Sarah Palin joked she was a pit bull with lipstick. She sure came off that way in speech accepting the vice presidential nomination at the Republican convention.

She began by talking about her family life. It was warm and affecting stuff, yes. She mentioned her infant son, Trig, who has Down syndrome, and vowed to be an advocate for children with special needs. Being a loving mother, daughter and wife, though, doesn't qualify anyone to be vice president.

Before Alaska's governor laid out her own experience in political office, she attacked Barack Obama on his credentials and consistency. Palin disparaged his job, right out of college, as a community organizer, contrasting it unfavorably to her role much later in her life as a mayor.

"I guess a small-town mayor is sort of like a 'community organizer,' except that you have actual responsibilities," she said.

Some African Americans, particularly those who came of age during the civil rights movement, may take exception to her comment. In their younger years, they may have done that kind of organizing and felt responsible for improving people's lives without the power or resources of a government.

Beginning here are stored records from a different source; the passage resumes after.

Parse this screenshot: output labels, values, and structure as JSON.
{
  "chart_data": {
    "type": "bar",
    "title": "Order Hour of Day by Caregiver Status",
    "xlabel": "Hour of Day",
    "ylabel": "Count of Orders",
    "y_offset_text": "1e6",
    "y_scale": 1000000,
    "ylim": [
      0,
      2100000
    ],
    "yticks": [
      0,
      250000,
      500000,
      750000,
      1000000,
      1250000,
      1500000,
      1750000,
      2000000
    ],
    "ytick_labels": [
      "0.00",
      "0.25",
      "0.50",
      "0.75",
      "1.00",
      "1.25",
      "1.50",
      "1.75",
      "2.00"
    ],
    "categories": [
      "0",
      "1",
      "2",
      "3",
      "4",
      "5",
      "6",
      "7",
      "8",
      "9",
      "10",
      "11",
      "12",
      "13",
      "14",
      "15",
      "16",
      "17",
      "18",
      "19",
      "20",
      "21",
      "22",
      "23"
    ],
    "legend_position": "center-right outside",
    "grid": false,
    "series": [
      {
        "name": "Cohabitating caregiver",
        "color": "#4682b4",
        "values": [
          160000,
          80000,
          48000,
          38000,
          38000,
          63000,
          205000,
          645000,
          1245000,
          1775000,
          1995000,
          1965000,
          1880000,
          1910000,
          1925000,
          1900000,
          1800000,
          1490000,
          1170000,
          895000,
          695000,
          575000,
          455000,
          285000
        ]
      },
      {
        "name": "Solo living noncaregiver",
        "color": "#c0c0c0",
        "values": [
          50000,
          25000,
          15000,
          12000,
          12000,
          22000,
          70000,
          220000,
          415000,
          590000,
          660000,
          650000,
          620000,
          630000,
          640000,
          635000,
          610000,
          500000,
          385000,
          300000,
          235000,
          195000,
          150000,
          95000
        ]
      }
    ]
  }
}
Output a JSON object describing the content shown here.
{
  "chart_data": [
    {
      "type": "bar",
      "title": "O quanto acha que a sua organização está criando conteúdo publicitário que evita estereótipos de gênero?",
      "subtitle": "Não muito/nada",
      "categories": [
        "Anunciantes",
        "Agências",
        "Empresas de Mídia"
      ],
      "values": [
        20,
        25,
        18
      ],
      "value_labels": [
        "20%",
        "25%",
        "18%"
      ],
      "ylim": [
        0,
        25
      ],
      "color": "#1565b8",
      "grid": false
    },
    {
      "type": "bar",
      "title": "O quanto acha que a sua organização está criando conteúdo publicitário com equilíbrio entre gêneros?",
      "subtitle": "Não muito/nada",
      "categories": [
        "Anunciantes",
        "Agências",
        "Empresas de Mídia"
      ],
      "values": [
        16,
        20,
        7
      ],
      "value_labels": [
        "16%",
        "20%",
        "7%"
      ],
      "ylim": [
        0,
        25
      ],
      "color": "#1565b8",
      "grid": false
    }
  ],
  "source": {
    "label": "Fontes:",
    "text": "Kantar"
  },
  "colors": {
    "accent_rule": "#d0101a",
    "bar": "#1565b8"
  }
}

No national holiday honors a mayor, from a small town or a big city, but one does honor a community organizer. His name was Martin Luther King Jr. Anyone who studies the intensity of his facial expressions can see he felt burdened by responsibilities.

Usually, it is a mistake for politicians to introduce themselves to the public by attacking their opponents. It's particularly risky at a time like this election year, when negative politics has turned off many voters. Will Palin and running mate John McCain pay a noticeable price in the polls?

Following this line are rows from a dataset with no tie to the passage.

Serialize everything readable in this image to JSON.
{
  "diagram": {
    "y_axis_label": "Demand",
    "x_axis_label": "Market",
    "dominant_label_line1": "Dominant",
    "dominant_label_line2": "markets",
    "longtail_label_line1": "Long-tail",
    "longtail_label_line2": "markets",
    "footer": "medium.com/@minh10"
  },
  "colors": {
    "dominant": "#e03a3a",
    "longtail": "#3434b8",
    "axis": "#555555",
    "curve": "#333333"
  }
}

Besides Palin, women did not have as prominent roles in the Republican convention as they did at the Democratic convention. They made up about a third of Republican delegates, compared with more than half of Democratic delegates.

Women who addressed the Republican convention included Dr. Elena Rios, president of the National Hispanic Medical Association, and Renee Amoore, a black businesswoman from Pennsylvania.

Rios made an important contribution in talking about health disparities, normally not a big topic of conversation in Republican circles.

"Twice as many Hispanics have diabetes than non-Hispanic whites," she noted. "The incidence of HIV/AIDS among Hispanic women is five times that of whites. African Americans face higher rates of mortality for heart disease and cancer."

Rios listed a number of reasons that she said compound the disparities "poverty, language and cultural barriers, and limited access to health information" as well as delayed treatment in hospital emergency rooms, lower rates of childhood immunization and the cost of medical insurance.

Curiously, the leader of the national organization of Hispanic doctors left out one cause of health disparities, the "unequal treatment" that minorities receive from the health system. That racial-ethnic discrimination was documented five years ago in a report from the prestigious Institute of Medicine.
 
Amoore talked some about the health services provided by business, the Amoore Group near Philadelphia. But most of her speech was a rallying cry for McCain.

She ended this way: "I'm proud to be an African American woman. I'm proud to be a Republican, and I'm proud to be voting for John McCain."

Few seated in the convention hall could say the same. African-American delegates numbered 36, way down from 167 four years ago, according to the Joint Center for Political and Economic Studies.